Bongiorno: “correzioni alla norma per tutelare vittima a 360 gradi”
"Innanzitutto la nuova norma mette al centro la tutela della donna, sottolineando che ogni atto contro il consenso della vittima è violenza sessuale. Si supera così decisamente l'obsoleta struttura della norma vigente che condiziona la punibilità a positive condotte di violenza, minaccia o abuso di autorità da parte dell'autore del reato. Se queste si verificano, esse danno luogo a una forma aggravata del reato, che sussiste comunque, per il solo fatto che manca il consenso.
La tutela della vittima è a 360 gradi, perché la norma - e anche questa è una importante innovazione - punisce la violenza sessuale anche quando la persona si è trovata nell'impossibilità di esprimere consenso o dissenso perché è stata colta di sorpresa o non ha potuto reagire, paralizzata dalla paura o dall'imbarazzo. La norma garantisce così il massimo della tutela, in tutte le possibili situazioni, senza tuttavia pregiudicare le dinamiche probatorie tipiche del processo penale e il diritto di difesa dell'imputato". Così la senatrice della Lega Giulia Bongiorno, presidente della commissione Giustizia, in merito al ddl in materia di violenza sessuale e di libera manifestazione del consenso.

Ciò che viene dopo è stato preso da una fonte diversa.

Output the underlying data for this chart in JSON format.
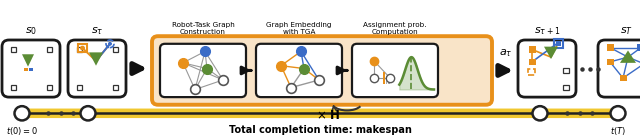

"La presenza o l'assenza del consenso devono essere valutate alla luce della situazione e del contesto in cui si svolgono i fatti. Il testo arrivato dalla Camera rischiava di parificare tutte le situazioni e, gravando l'imputato di oneri di documentazione del preventivo e dettagliato consenso della vittima, qualcuno pensava introducesse una inversione dell’onere della prova. Auspico che il nuovo testo possa trovare il consenso di tutte le forze politiche, perché aggiorna finalmente la legislazione penale italiana, aggiungendo un altro importante tassello normativo nella lotta contro la violenza di genere e il femminicidio", conclude.